Reputation: 51
I've found this same question posted everywhere, and I can't seem to get any of the solutions to fit to my data, and I'm wondering if I'm trying to fit my data to a model that's just too complex.
I'm trying to fit my data to a multinomial logistic regression model from the MCMCglmm package. I've looked at many different documents, tutorials, and the MCMCglmm manual itself, primarily Florian Jaeger's tutorial which is excellent and thorough. I get lost, however, in his selection of the values for both the G-structure and R-structure of the prior, and I keep getting this error message
Error in priorformat(if (NOpriorG) { :
V is the wrong dimension for some prior$G/prior$R elements
In particular, I'm not sure what the n
values should be given my data in both, but the somewhat opaque error message is suggesting that it's an issue with V
Here's a (relevant) subset of my data:
CG_imm locuteur enquete loc_age loc_sexe left liquid right articulation_C1 voice_C1 NC_C1 NC_right voice_right right2 pos logfreq realization
abordable 44ajs1 Nantes 79 M bl l p stop V Vstop stop NV NVstop adj NA 2
admettre 91adb1 Brunoy 54 M tR R E stop N NVstop mid-vowel V mid-vowel verb 6.52209279 0
adorable 91aal1 Brunoy 27 F bl l break stop V Vstop break break weak break adj NA 0
agréable 92aaf2 PC 55 F bl l break stop V Vstop break break strong break adj 7.95191138 0
agréable 21abm1 Dijon 31 M bl l k stop V Vstop stop NV NVstop adj 7.95191138 1
agréable 75ccr2 Paris NA F bl l break stop V Vstop break break break adj 7.95191138 0
agréable 69ajl1 Lyon 52 M bl l break stop V Vstop break break weak break adj 7.95191138 0
Alexandre 91asl1 Brunoy 64 F dR R break stop V Vstop break break weak break noun NA 0
From this dataset, I'm trying to predict realization
a variable at three-levels with many different predictors. Here's one of the models I've attempted:
k <- length(levels(df$realization))
I <- diag(k-1)
J <- matrix(rep(1, (k-1)^2), c(k-1, k-1))
prior1<-list(
R = list(fix=1, V=0.5 * (I + J), n = 2
),
G = list(
G1 = list(V = diag(4), n = 4),
G2 = list(V = diag(8), n = 8),
G3 = list(V = diag(4), n = 4),
G4 = list(V = diag(4), n = 4),
G5 = list(V = diag(14), n = 14),
G6 = list(V = 3, n = 3),
G7 = list(V = 3, n = 3),
G8 = list(V = diag(6), n = 6)))
m <- MCMCglmm(realization ~ -1 + trait + NC_C1*liquid + right2 + loc_age + logfreq + pos,
random = ~ us(trait):CG_imm + us(NC_C1*liquid):CG_imm +
us(trait):locuteur + us(trait):enquete + us(right2):CG_imm +
us(loc_age):locuteur + us(log_freq):CG_imm + us(pos):CG_imm,
rcov = ~ us(trait):units,
prior = prior1,
burnin = 15000,
nitt = 40000,
family = "categorical",
data = df)
In my full dataset, the predictor variables I've selected as random effects have the following levels:
> length(levels(ol_north$CG_imm))
[1] 181
> length(levels(ol_north$enquete))
[1] 13
> length(levels(ol_north$locuteur))
[1] 129
All of the predictors that are fixed effects are categorical except for loc_age
and log_freq
The categorical, fixed predictors are at the following levels:
> length(levels(ol_north$NC_C1))
[1] 4
> length(levels(ol_north$liquid))
[1] 2
> length(levels(ol_north$right2))
[1] 14
> length(levels(ol_north$pos))
[1] 6
I've toyed with the n
values in both the G-structure lists and R-structure, and I've adjusted the values in the diag()

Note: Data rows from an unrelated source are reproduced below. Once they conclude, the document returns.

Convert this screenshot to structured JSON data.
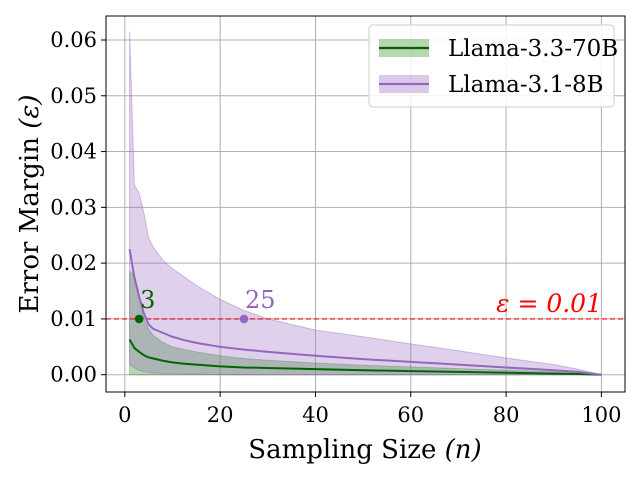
{
  "chart_data": {
    "type": "line",
    "title": "",
    "xlabel": "Sampling Size",
    "xlabel_var": "(n)",
    "ylabel": "Error Margin",
    "ylabel_var": "(ε)",
    "xlim": [
      -3.95,
      104.95
    ],
    "ylim": [
      -0.0031,
      0.0643
    ],
    "xticks": [
      0,
      20,
      40,
      60,
      80,
      100
    ],
    "xtick_labels": [
      "0",
      "20",
      "40",
      "60",
      "80",
      "100"
    ],
    "yticks": [
      0.0,
      0.01,
      0.02,
      0.03,
      0.04,
      0.05,
      0.06
    ],
    "ytick_labels": [
      "0.00",
      "0.01",
      "0.02",
      "0.03",
      "0.04",
      "0.05",
      "0.06"
    ],
    "grid": true,
    "legend_position": "top-right",
    "series": [
      {
        "name": "Llama-3.3-70B",
        "color": "#006400",
        "band_color": "#4a9a3a",
        "x": [
          1,
          2,
          3,
          4,
          5,
          6,
          8,
          10,
          12,
          15,
          20,
          25,
          30,
          40,
          50,
          60,
          70,
          80,
          90,
          95,
          100
        ],
        "y": [
          0.0063,
          0.0048,
          0.0041,
          0.0035,
          0.0031,
          0.0029,
          0.0025,
          0.0022,
          0.002,
          0.0018,
          0.0015,
          0.0013,
          0.0012,
          0.001,
          0.0008,
          0.00065,
          0.0005,
          0.00035,
          0.0002,
          0.00012,
          0.0
        ],
        "upper": [
          0.0185,
          0.0178,
          0.0145,
          0.01,
          0.0082,
          0.007,
          0.0058,
          0.005,
          0.0046,
          0.0041,
          0.0034,
          0.0029,
          0.0026,
          0.0021,
          0.0017,
          0.0014,
          0.0011,
          0.0008,
          0.0005,
          0.0003,
          0.0
        ],
        "lower": [
          0.0,
          0.0,
          0.0,
          0.0,
          0.0,
          0.0,
          0.0,
          0.0,
          0.0,
          0.0,
          0.0,
          0.0,
          0.0,
          0.0,
          0.0,
          0.0,
          0.0,
          0.0,
          0.0,
          0.0,
          0.0
        ],
        "marker": {
          "x": 3,
          "y": 0.01,
          "label": "3"
        }
      },
      {
        "name": "Llama-3.1-8B",
        "color": "#9467bd",
        "band_color": "#9467bd",
        "x": [
          1,
          2,
          3,
          4,
          5,
          6,
          8,
          10,
          12,
          15,
          20,
          25,
          30,
          40,
          50,
          60,
          70,
          80,
          90,
          95,
          100
        ],
        "y": [
          0.0225,
          0.0175,
          0.014,
          0.011,
          0.009,
          0.0082,
          0.0075,
          0.0068,
          0.0063,
          0.0057,
          0.005,
          0.0045,
          0.0041,
          0.0034,
          0.0028,
          0.0023,
          0.0018,
          0.0013,
          0.0008,
          0.0005,
          0.0
        ],
        "upper": [
          0.0615,
          0.034,
          0.0325,
          0.029,
          0.0245,
          0.0228,
          0.0205,
          0.019,
          0.0178,
          0.016,
          0.0135,
          0.0115,
          0.01,
          0.008,
          0.0068,
          0.0055,
          0.0043,
          0.003,
          0.0018,
          0.001,
          0.0
        ],
        "lower": [
          0.0018,
          0.0012,
          0.0008,
          0.0005,
          0.0004,
          0.0003,
          0.0002,
          0.0002,
          0.0001,
          0.0001,
          0.0,
          0.0,
          0.0,
          0.0,
          0.0,
          0.0,
          0.0,
          0.0,
          0.0,
          0.0,
          0.0
        ],
        "marker": {
          "x": 25,
          "y": 0.01,
          "label": "25"
        }
      }
    ],
    "threshold": {
      "y": 0.01,
      "label": "ε = 0.01",
      "color": "#ff0000"
    }
  }
}
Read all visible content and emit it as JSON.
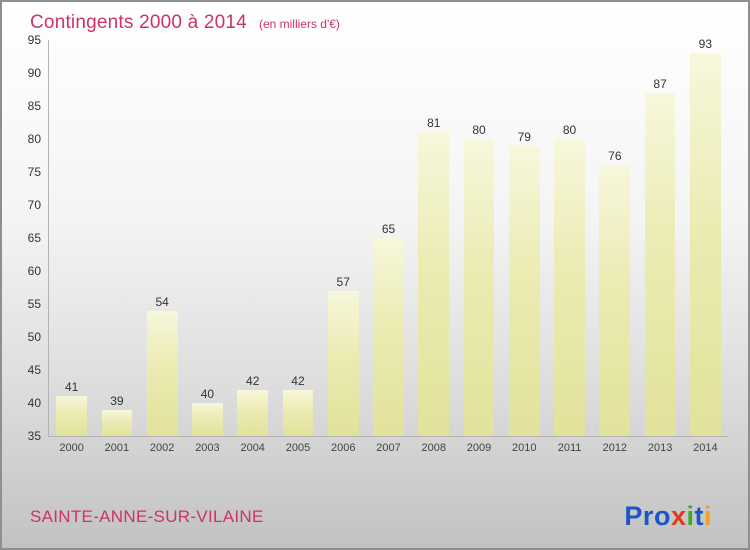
{
  "chart_data": {
    "type": "bar",
    "title": "Contingents 2000 à 2014",
    "subtitle": "(en milliers d'€)",
    "categories": [
      "2000",
      "2001",
      "2002",
      "2003",
      "2004",
      "2005",
      "2006",
      "2007",
      "2008",
      "2009",
      "2010",
      "2011",
      "2012",
      "2013",
      "2014"
    ],
    "values": [
      41,
      39,
      54,
      40,
      42,
      42,
      57,
      65,
      81,
      80,
      79,
      80,
      76,
      87,
      93
    ],
    "xlabel": "",
    "ylabel": "",
    "ylim": [
      35,
      95
    ],
    "ytick_step": 5,
    "grid": false,
    "legend": false,
    "bar_color_top": "#f7f7dc",
    "bar_color_bottom": "#e2e29b"
  },
  "colors": {
    "title": "#cc3366",
    "location": "#cc3366",
    "tick_label": "#333333",
    "value_label": "#333333",
    "border": "#8f8f8f"
  },
  "footer": {
    "location": "SAINTE-ANNE-SUR-VILAINE",
    "logo": {
      "text": "Proxiti",
      "letters": [
        {
          "char": "P",
          "color": "#1a56c8"
        },
        {
          "char": "r",
          "color": "#1a56c8"
        },
        {
          "char": "o",
          "color": "#1a56c8"
        },
        {
          "char": "x",
          "color": "#e0391e"
        },
        {
          "char": "i",
          "color": "#3aa832"
        },
        {
          "char": "t",
          "color": "#1a56c8"
        },
        {
          "char": "i",
          "color": "#f59f1e"
        }
      ]
    }
  }
}
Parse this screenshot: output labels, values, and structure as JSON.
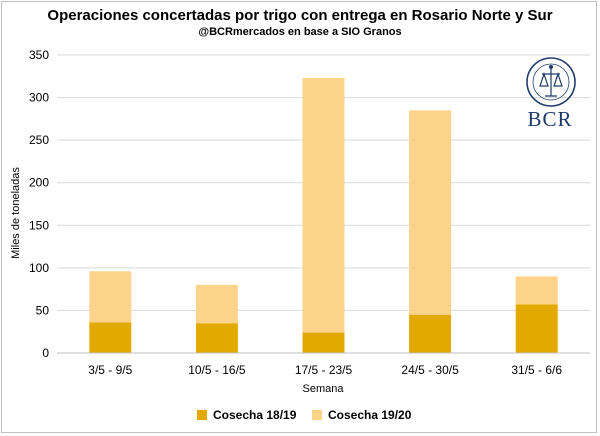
{
  "chart_data": {
    "type": "bar",
    "stacked": true,
    "title": "Operaciones concertadas por trigo con entrega en Rosario Norte y Sur",
    "subtitle": "@BCRmercados en base a SIO Granos",
    "xlabel": "Semana",
    "ylabel": "Miles de toneladas",
    "ylim": [
      0,
      350
    ],
    "yticks": [
      "0",
      "50",
      "100",
      "150",
      "200",
      "250",
      "300",
      "350"
    ],
    "grid": true,
    "legend_position": "bottom",
    "categories": [
      "3/5 - 9/5",
      "10/5 - 16/5",
      "17/5 - 23/5",
      "24/5 - 30/5",
      "31/5 - 6/6"
    ],
    "series": [
      {
        "name": "Cosecha 18/19",
        "color": "#e2aa00",
        "values": [
          36,
          35,
          24,
          45,
          57
        ]
      },
      {
        "name": "Cosecha 19/20",
        "color": "#fdd38b",
        "values": [
          60,
          45,
          299,
          240,
          33
        ]
      }
    ]
  },
  "logo": {
    "text": "BCR",
    "icon": "bcr-seal-icon"
  }
}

argument in the G-structure to no avail. With such a complex model, I'm not sure where exactly my errors are occurring. I've simplified the model to this, and do get it to converge but with a warning:
m <- MCMCglmm(realization ~ -1 + trait + NC_C1*liquid + right2,
random = ~ us(trait):CG_imm + us(NC_C1*liquid):CG_imm,
rcov = ~ us(trait):units,
prior = list(
R = list(fix=1, V=0.5 * (I + J), n = 2),
G = list(
G1 = list(V = diag(2), n = 22),
G2 = list(V = diag(8), n = 8))),
burnin = 15000,
nitt = 40000,
family = "categorical",
data = df)
Warning message:
In MCMCglmm(realization ~ -1 + trait + NC_C1 * liquid + right2, :
some fixed effects are not estimable and have been removed. Use singular.ok=TRUE to sample these effects, but use an informative prior!
Thank you so much for any help in advance!
Upvotes: 5
Views: 2365
Reputation: 41
unless you are expecting something specific from your data, you could try to set the priors in the following way:
priors <- list(R = list(diag(1), nu = 10^-6), G = list(G1 = list(V = 1, nu = 10^-6)))
setting such a small nu means you're setting a "flat prior", i.e. you are saying "variance could be 1, but I'm not at all sure about it", so you're basically not influencing where the Markov chain starts.
You could also check this tutorial. Good luck!
Upvotes: 0